Si l’on s’en tient au synopsis, on peut penser que ce film commence plutôt bien. Les juifs, les catholiques, les résistants français sous l’occupation, c’est du déjà vu, mais des musulmans, ou des algériens juifs, ça non ! C’est en tombant par hasard sur un article du Nouvel Observateur qu’Ismael Ferroukhi a décidé de poursuivre ses recherches pour rédiger son scénario.
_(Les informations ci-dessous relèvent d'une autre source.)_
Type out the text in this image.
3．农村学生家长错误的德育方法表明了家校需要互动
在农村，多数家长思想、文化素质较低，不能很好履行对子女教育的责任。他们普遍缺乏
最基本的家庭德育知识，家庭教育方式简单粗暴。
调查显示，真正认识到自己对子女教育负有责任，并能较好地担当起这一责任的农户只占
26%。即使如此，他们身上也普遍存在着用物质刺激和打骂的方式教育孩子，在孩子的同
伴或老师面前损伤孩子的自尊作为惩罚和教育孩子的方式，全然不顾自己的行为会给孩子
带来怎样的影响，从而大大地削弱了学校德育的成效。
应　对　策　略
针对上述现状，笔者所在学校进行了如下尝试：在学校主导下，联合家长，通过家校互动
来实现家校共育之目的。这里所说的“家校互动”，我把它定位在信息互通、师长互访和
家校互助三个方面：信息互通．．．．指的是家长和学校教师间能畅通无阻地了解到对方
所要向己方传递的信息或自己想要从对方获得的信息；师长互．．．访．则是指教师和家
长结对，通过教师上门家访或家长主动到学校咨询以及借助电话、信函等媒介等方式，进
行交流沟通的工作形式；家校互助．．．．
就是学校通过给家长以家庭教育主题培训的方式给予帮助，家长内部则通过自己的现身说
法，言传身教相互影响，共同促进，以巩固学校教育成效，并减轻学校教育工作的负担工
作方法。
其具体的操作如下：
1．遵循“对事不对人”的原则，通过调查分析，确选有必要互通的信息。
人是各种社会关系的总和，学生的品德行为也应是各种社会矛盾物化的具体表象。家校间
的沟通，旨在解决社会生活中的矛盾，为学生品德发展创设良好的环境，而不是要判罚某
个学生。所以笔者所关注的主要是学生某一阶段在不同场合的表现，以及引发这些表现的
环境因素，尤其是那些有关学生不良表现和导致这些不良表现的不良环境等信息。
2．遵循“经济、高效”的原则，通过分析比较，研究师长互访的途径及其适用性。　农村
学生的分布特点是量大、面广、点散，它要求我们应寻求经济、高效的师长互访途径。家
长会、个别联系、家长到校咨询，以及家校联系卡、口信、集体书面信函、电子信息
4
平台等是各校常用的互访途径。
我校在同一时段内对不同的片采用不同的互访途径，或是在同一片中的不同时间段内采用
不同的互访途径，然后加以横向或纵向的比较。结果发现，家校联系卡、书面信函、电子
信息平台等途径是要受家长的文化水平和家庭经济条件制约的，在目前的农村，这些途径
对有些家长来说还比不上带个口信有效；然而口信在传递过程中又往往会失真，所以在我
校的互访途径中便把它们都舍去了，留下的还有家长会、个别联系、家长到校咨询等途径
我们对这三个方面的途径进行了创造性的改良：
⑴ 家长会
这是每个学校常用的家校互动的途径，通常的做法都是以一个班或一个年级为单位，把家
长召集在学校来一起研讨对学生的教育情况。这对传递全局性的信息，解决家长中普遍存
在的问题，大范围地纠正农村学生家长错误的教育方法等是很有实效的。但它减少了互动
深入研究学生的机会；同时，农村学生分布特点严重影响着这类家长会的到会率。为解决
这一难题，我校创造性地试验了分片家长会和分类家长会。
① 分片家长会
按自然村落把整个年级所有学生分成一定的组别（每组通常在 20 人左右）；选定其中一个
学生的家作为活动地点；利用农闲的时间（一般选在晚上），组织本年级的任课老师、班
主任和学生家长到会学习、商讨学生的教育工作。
Seulement voilà, faire un film sur la deuxième guerre mondiale, c’est s’attaquer à une montagne. Car en face, les belles réussites ne manquent pas : « La Vie est Belle », « La Liste de Schindler », « Le Pianiste »…. Et malheureusement pour son réalisateur, « on est très loin du col ». Très peu sont les moments où l’on arrive à toucher du doigt une émotion vraie et ressentie – excepté peut-être lors des chants de Salim - quant à l’action, elle est linéaire, si bien que la fin débarque sans qu’on y soit préparé. Le jeu des acteurs manque cruellement de crédibilité, le seul qui sort un peu du lot étant Tahar Rahim, (révélé par le film « Un Prophète »). La mise en scène, elle, est excessive : on a droit à une parade Walt Disney en guise de scène finale (la libération) ; bref tout ça sonne un peu faux.

On s’attendait finalement à mieux, car avec une idée originale, de bons acteurs, la recette aurait pu avoir plus de goût. Il manque un ingrédient et on se dit qu'on n’en reprendra pas.